Programming & Libraries
- Python
- NumPy
- Pandas
- Matplotlib
- Prophet (Facebook/Meta)
Core Concepts
- Data cleaning & preprocessing
- Handling missing values
- Time-series forecasting
- Exploratory Data Analysis (EDA)
- Data visualization
- Predictive modeling
Dataset used: Air Quality UCI Dataset
The dataset contains hourly air quality measurements including:
- CO(GT)
- NOx(GT)
- NO2(GT)
- C6H6(GT)
- Temperature
- Relative Humidity
- Absolute Humidity
These readings were collected from chemical sensors in an urban environment.
- Loaded CSV dataset using Pandas
- Explored dataset shape, data types, and summary statistics
- Checked missing values and anomalies
Real-world datasets contain noise and invalid values.
Key preprocessing steps:
- Replaced invalid values (-200) with NaN
- Handled missing values using mean imputation
- Converted Date and Time columns into datetime format
- Combined date & time into a single timestamp feature
This step prepared the data for time-series modeling.
Prophet requires specific column names:
- ds → timestamp
- y → target variable
The model predicts Relative Humidity (RH) as the air quality indicator.
Used Facebook Prophet to:
- Train model on historical data
- Capture trend and seasonality
- Generate future predictions (365 hours ahead)
This demonstrates real-world time-series forecasting.

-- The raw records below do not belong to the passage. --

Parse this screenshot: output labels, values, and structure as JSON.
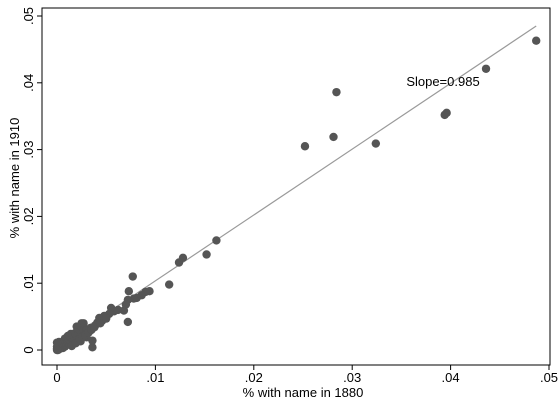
{
  "chart_data": {
    "type": "scatter",
    "title": "",
    "xlabel": "% with name in 1880",
    "ylabel": "% with name in 1910",
    "xlim": [
      0,
      0.05
    ],
    "ylim": [
      0,
      0.05
    ],
    "x_ticks": [
      {
        "value": 0,
        "label": "0"
      },
      {
        "value": 0.01,
        "label": ".01"
      },
      {
        "value": 0.02,
        "label": ".02"
      },
      {
        "value": 0.03,
        "label": ".03"
      },
      {
        "value": 0.04,
        "label": ".04"
      },
      {
        "value": 0.05,
        "label": ".05"
      }
    ],
    "y_ticks": [
      {
        "value": 0,
        "label": "0"
      },
      {
        "value": 0.01,
        "label": ".01"
      },
      {
        "value": 0.02,
        "label": ".02"
      },
      {
        "value": 0.03,
        "label": ".03"
      },
      {
        "value": 0.04,
        "label": ".04"
      },
      {
        "value": 0.05,
        "label": ".05"
      }
    ],
    "grid": false,
    "legend": "none",
    "fit_line": {
      "slope": 0.985,
      "x0": 0,
      "y0": 0.0005,
      "x1": 0.0487,
      "y1": 0.0485
    },
    "annotation": {
      "text": "Slope=0.985",
      "x": 0.0355,
      "y": 0.0395
    },
    "colors": {
      "points": "#555555",
      "fit_line": "#9a9a9a",
      "axes": "#000000"
    },
    "points": [
      [
        0.0487,
        0.0463
      ],
      [
        0.0436,
        0.0421
      ],
      [
        0.0396,
        0.0355
      ],
      [
        0.0394,
        0.0352
      ],
      [
        0.0324,
        0.0309
      ],
      [
        0.0284,
        0.0386
      ],
      [
        0.0281,
        0.0319
      ],
      [
        0.0252,
        0.0305
      ],
      [
        0.0162,
        0.0164
      ],
      [
        0.0152,
        0.0143
      ],
      [
        0.0128,
        0.0138
      ],
      [
        0.0124,
        0.0131
      ],
      [
        0.0114,
        0.0098
      ],
      [
        0.0094,
        0.0088
      ],
      [
        0.009,
        0.0087
      ],
      [
        0.0086,
        0.0082
      ],
      [
        0.0081,
        0.0078
      ],
      [
        0.0078,
        0.0077
      ],
      [
        0.0077,
        0.011
      ],
      [
        0.0073,
        0.0088
      ],
      [
        0.0072,
        0.0075
      ],
      [
        0.0072,
        0.0042
      ],
      [
        0.0068,
        0.0059
      ],
      [
        0.0058,
        0.0058
      ],
      [
        0.0055,
        0.0063
      ],
      [
        0.0053,
        0.0054
      ],
      [
        0.0048,
        0.0051
      ],
      [
        0.0046,
        0.0044
      ],
      [
        0.0043,
        0.0048
      ],
      [
        0.0041,
        0.0041
      ],
      [
        0.0039,
        0.0037
      ],
      [
        0.0036,
        0.0004
      ],
      [
        0.0036,
        0.0014
      ],
      [
        0.0034,
        0.0033
      ],
      [
        0.0033,
        0.0028
      ],
      [
        0.0031,
        0.003
      ],
      [
        0.003,
        0.0019
      ],
      [
        0.0029,
        0.0025
      ],
      [
        0.0027,
        0.0033
      ],
      [
        0.0027,
        0.004
      ],
      [
        0.0025,
        0.0024
      ],
      [
        0.0025,
        0.004
      ],
      [
        0.0024,
        0.0013
      ],
      [
        0.0022,
        0.003
      ],
      [
        0.0021,
        0.0021
      ],
      [
        0.002,
        0.0035
      ],
      [
        0.0019,
        0.0026
      ],
      [
        0.0018,
        0.0016
      ],
      [
        0.0017,
        0.0022
      ],
      [
        0.0016,
        0.0012
      ],
      [
        0.0015,
        0.0019
      ],
      [
        0.0014,
        0.0024
      ],
      [
        0.0013,
        0.001
      ],
      [
        0.0012,
        0.0016
      ],
      [
        0.0011,
        0.0021
      ],
      [
        0.001,
        0.0008
      ],
      [
        0.001,
        0.0014
      ],
      [
        0.0009,
        0.0011
      ],
      [
        0.0008,
        0.0017
      ],
      [
        0.0008,
        0.0005
      ],
      [
        0.0007,
        0.0009
      ],
      [
        0.0007,
        0.0013
      ],
      [
        0.0006,
        0.0003
      ],
      [
        0.0006,
        0.0008
      ],
      [
        0.0005,
        0.0011
      ],
      [
        0.0005,
        0.0004
      ],
      [
        0.0004,
        0.0006
      ],
      [
        0.0004,
        0.001
      ],
      [
        0.0003,
        0.0002
      ],
      [
        0.0003,
        0.0007
      ],
      [
        0.0002,
        0.0004
      ],
      [
        0.0002,
        0.0012
      ],
      [
        0.0002,
        0.0001
      ],
      [
        0.0001,
        0.0003
      ],
      [
        0.0001,
        0.0008
      ],
      [
        0.0001,
        0.0
      ],
      [
        0.0,
        0.0002
      ],
      [
        0.0,
        0.0005
      ],
      [
        0.0,
        0.0011
      ],
      [
        0.0,
        0.0
      ],
      [
        0.0015,
        0.0006
      ],
      [
        0.0019,
        0.001
      ],
      [
        0.0023,
        0.0017
      ],
      [
        0.0026,
        0.002
      ],
      [
        0.0029,
        0.0022
      ],
      [
        0.0032,
        0.0026
      ],
      [
        0.0035,
        0.003
      ],
      [
        0.0038,
        0.0034
      ],
      [
        0.0044,
        0.004
      ],
      [
        0.005,
        0.0047
      ],
      [
        0.0062,
        0.006
      ],
      [
        0.007,
        0.0068
      ]
    ]
  }
}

Generated visualizations including:
- Forecast trend graph
- Confidence intervals
- Trend and weekly seasonality components
These plots help understand long-term air quality patterns.
The model produces:
- Future predictions (yhat)
- Lower and upper confidence intervals
- Trend and seasonal patterns
This allows analysis of how air quality may change over time.